The Cult of Worms
Walking from my car to the school in the rain today, I noticed something very grim.
The worms.
It dawned on me that they are more than just little tubes with a digestive tract the length of their segmented body.
There's more to their being than naturally aerating the ground with their tiny mouths as they sniff out living and dead organic matter.
They are in a cult.
They are a member of the Animalia, like us, so it makes perfect sense that these brownish organisms can belong to such an organization.
As I walked with my head down, hood up in the rain this morning, the worms lay about the wet concrete, writhing and wriggling around.

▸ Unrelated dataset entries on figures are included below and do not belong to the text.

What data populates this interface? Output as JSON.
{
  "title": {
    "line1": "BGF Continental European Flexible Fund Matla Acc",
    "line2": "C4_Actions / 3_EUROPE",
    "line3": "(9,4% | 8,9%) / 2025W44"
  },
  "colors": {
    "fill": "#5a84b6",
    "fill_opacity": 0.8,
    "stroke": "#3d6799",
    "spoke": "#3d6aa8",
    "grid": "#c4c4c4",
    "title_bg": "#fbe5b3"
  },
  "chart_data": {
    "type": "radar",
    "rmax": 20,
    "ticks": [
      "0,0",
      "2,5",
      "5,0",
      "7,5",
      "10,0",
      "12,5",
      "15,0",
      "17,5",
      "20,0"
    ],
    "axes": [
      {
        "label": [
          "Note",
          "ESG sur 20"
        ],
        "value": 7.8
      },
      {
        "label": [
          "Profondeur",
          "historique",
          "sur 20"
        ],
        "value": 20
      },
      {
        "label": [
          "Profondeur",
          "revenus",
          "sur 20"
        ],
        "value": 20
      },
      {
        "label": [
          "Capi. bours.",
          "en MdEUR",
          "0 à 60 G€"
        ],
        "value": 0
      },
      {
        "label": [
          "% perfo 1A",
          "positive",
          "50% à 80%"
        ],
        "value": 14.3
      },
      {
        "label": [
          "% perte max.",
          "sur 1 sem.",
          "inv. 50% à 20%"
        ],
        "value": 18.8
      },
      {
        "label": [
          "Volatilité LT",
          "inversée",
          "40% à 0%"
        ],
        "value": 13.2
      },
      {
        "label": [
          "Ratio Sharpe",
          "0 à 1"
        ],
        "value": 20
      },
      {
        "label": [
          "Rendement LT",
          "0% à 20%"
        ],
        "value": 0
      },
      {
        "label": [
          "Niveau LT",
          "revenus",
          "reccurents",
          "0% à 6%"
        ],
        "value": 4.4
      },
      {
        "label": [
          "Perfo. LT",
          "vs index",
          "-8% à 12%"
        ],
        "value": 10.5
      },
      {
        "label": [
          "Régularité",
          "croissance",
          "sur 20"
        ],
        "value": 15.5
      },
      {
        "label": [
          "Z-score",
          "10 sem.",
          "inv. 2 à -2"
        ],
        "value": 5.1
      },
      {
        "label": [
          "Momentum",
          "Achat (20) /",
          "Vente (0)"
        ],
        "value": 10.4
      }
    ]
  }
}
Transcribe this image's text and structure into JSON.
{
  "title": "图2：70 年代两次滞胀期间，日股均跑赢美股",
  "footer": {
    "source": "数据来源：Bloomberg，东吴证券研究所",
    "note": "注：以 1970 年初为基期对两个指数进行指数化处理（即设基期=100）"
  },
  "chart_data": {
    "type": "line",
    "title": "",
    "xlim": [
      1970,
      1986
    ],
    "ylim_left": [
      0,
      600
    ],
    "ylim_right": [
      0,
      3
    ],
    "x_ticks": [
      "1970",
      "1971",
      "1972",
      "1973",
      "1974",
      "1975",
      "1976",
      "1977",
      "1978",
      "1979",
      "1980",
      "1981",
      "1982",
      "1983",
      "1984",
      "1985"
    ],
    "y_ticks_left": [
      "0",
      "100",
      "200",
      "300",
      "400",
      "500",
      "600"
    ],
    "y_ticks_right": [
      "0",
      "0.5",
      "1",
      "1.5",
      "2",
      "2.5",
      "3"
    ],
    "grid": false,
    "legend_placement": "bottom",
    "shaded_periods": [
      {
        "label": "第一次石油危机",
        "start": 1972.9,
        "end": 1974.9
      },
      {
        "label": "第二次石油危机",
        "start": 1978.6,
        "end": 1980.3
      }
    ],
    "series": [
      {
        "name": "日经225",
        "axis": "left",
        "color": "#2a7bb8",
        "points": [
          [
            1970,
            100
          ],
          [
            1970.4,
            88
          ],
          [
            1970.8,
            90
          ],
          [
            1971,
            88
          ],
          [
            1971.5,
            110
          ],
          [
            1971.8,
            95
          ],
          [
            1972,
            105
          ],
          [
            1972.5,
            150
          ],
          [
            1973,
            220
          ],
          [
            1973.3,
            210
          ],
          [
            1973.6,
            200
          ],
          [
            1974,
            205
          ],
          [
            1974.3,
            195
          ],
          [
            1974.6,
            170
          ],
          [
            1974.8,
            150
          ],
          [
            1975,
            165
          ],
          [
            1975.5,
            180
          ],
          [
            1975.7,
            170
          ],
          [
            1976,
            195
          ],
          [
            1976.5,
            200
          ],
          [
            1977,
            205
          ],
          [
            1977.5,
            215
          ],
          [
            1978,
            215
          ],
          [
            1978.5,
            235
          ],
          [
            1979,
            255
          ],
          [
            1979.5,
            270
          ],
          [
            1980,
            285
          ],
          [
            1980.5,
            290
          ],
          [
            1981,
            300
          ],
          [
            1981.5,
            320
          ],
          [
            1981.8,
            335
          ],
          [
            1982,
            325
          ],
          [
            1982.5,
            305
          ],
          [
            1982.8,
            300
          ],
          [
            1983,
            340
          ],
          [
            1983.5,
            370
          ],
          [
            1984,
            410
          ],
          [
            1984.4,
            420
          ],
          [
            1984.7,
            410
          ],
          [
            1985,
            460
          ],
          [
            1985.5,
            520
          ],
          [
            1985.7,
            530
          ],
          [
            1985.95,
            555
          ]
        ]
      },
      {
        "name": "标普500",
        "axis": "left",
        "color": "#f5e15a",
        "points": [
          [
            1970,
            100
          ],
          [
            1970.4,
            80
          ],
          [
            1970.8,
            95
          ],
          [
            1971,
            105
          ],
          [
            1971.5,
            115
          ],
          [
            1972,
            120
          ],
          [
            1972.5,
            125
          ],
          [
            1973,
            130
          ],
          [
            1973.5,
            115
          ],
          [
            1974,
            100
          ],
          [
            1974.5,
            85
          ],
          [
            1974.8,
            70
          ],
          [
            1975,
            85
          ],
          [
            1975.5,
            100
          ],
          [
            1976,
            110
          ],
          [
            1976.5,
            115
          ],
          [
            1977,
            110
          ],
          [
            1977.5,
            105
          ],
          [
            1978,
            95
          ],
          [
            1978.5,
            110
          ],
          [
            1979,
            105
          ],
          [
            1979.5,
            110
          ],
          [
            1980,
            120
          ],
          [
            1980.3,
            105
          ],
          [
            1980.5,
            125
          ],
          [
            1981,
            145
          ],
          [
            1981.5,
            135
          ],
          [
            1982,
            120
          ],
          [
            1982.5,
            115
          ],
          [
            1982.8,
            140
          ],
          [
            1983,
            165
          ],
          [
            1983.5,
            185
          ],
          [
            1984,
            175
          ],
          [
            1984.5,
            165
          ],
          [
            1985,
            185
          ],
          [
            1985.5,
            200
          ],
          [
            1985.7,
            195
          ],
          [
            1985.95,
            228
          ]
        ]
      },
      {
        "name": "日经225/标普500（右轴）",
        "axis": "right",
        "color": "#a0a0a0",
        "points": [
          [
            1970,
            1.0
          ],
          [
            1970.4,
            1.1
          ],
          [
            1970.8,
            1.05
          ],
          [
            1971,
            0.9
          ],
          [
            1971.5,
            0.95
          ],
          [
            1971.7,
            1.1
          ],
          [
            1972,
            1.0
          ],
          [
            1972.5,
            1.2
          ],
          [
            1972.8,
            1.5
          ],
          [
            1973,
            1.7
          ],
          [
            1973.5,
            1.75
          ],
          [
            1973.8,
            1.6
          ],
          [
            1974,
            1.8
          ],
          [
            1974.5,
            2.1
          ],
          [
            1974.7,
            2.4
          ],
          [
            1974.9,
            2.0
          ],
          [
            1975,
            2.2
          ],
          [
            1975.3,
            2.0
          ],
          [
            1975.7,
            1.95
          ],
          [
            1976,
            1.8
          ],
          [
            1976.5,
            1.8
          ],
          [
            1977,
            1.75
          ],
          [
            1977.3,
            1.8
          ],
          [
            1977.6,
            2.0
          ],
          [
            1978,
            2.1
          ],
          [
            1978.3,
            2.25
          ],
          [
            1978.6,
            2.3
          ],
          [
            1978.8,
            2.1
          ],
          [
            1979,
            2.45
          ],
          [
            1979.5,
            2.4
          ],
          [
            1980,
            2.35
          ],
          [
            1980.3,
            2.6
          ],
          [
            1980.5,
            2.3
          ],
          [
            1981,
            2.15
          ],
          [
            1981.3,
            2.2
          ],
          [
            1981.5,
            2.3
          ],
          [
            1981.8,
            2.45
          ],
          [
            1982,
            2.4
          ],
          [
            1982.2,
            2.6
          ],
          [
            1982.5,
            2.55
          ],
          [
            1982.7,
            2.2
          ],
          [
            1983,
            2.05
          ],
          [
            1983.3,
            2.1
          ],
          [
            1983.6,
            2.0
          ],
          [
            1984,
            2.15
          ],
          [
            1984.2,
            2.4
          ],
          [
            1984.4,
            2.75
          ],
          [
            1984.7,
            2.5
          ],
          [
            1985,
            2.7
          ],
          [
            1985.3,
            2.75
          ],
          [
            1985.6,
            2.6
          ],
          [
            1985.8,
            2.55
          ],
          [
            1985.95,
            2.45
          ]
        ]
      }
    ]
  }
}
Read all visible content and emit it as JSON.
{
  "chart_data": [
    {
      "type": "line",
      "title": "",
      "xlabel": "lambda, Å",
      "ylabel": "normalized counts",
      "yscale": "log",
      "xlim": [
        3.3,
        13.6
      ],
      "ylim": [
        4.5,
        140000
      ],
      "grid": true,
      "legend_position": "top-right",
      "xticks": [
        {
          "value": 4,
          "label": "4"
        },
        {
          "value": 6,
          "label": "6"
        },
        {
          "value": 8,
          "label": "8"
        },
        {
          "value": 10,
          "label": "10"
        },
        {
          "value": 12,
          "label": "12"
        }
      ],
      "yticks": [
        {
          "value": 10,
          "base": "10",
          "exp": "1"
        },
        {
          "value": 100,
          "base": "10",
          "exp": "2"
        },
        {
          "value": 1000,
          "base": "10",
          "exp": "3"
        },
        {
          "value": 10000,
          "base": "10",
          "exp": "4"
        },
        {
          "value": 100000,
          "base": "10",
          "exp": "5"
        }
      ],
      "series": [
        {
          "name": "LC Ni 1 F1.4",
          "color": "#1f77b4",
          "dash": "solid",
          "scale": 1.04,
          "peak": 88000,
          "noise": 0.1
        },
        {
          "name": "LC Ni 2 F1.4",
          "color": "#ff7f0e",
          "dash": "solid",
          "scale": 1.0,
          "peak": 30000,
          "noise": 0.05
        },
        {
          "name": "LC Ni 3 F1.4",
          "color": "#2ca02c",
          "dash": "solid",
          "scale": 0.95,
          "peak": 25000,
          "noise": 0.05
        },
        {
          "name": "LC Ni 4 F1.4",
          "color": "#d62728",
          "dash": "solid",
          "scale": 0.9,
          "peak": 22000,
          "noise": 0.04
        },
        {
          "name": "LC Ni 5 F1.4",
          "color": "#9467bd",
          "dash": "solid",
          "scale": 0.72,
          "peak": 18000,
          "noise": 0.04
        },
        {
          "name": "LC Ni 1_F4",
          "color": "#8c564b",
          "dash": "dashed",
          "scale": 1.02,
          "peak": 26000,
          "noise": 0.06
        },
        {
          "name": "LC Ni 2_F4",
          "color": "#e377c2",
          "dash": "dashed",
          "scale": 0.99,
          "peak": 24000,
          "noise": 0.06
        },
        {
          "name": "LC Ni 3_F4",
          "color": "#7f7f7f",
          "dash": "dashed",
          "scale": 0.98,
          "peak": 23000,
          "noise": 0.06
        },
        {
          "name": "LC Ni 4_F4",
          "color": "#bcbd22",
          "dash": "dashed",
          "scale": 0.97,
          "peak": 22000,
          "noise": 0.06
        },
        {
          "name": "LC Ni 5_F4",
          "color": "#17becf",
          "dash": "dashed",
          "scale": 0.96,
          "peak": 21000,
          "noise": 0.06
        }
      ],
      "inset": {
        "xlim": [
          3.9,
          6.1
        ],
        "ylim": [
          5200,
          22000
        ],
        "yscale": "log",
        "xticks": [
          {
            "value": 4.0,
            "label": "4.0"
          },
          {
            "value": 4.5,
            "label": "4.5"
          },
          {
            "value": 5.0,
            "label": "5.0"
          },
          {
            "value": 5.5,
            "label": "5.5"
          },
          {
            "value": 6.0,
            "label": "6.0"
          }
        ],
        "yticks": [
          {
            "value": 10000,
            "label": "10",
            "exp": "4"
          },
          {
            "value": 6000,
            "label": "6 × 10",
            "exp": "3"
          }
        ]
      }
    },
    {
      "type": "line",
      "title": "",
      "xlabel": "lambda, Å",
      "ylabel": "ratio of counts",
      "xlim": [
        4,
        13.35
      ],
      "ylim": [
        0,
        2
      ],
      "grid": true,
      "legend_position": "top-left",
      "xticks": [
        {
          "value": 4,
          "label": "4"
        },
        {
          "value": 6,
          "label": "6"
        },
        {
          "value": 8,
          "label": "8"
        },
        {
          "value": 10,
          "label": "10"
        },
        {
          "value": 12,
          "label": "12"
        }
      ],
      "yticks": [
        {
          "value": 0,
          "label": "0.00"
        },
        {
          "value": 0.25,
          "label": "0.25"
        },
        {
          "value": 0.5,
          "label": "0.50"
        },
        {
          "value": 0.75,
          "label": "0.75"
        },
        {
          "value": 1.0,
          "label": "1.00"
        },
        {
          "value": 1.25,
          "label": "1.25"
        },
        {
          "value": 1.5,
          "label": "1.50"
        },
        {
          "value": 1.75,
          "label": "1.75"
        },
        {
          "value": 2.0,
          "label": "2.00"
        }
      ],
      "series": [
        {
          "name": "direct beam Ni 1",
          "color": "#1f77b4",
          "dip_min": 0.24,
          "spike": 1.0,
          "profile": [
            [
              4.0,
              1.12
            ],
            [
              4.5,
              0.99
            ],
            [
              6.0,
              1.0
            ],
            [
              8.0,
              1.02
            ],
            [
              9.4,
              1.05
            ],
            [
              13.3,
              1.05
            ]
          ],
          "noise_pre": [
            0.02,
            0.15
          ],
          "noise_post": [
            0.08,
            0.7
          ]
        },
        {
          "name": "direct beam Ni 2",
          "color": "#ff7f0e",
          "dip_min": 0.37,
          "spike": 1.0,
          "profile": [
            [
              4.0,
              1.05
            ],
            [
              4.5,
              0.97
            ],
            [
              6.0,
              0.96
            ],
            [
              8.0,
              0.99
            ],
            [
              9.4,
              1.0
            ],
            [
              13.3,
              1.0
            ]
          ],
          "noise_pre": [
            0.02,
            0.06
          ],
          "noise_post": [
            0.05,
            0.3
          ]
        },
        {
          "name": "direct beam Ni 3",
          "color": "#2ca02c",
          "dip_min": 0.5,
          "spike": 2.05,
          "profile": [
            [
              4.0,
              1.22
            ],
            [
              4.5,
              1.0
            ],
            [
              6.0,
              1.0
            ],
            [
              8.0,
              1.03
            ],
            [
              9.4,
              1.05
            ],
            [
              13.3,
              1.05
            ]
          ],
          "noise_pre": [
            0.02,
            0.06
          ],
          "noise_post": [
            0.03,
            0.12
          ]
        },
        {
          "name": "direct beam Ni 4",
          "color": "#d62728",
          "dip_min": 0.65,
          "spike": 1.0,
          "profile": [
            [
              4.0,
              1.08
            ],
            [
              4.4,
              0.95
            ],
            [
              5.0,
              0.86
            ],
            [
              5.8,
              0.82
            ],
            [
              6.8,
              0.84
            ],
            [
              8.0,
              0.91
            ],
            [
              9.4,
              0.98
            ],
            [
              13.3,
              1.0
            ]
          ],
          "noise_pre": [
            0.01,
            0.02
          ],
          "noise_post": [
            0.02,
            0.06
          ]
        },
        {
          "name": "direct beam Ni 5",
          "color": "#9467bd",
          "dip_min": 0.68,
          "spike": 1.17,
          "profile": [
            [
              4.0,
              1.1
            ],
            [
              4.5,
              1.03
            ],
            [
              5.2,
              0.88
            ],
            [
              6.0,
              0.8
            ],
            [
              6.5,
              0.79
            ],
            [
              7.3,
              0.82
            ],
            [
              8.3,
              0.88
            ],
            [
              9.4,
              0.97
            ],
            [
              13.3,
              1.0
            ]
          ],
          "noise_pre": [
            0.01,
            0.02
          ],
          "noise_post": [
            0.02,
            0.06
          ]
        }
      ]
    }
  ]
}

They were not taking some communal shower.
They were committing mass suicide.
Later in the day, what lay about the track and sidewalk? Sad worm carasses, all dried up. One of the unfortunate souls, that one over there, twitched on the track, its little wormy body too weak to use its tiny mouth to find its way back to the soil.
It didn't perish quickly like the rest of his cult. Instead, it waited for the sole of a middle school runner to end its life.
Other than similar instances, like the Heaven's Gate cult, I don't believe there are any other species that have committed mass suicides like worms. They come out, practically drown themselves, and then they don't move back to the soil. Instead, they wait for the rain to stop so they can dry out in the sun and get stepped on.
It isn't just a one-time thing with worms, either. The rain must hold some kind of power over them, like Hale-Bopp, and it draws them out of the confines of the soil.
Studies have shown that the wet allows for the worms to travel, but I know the truth.
They don't want to move. They're in a cult, and when it rains, they commit mass suicide.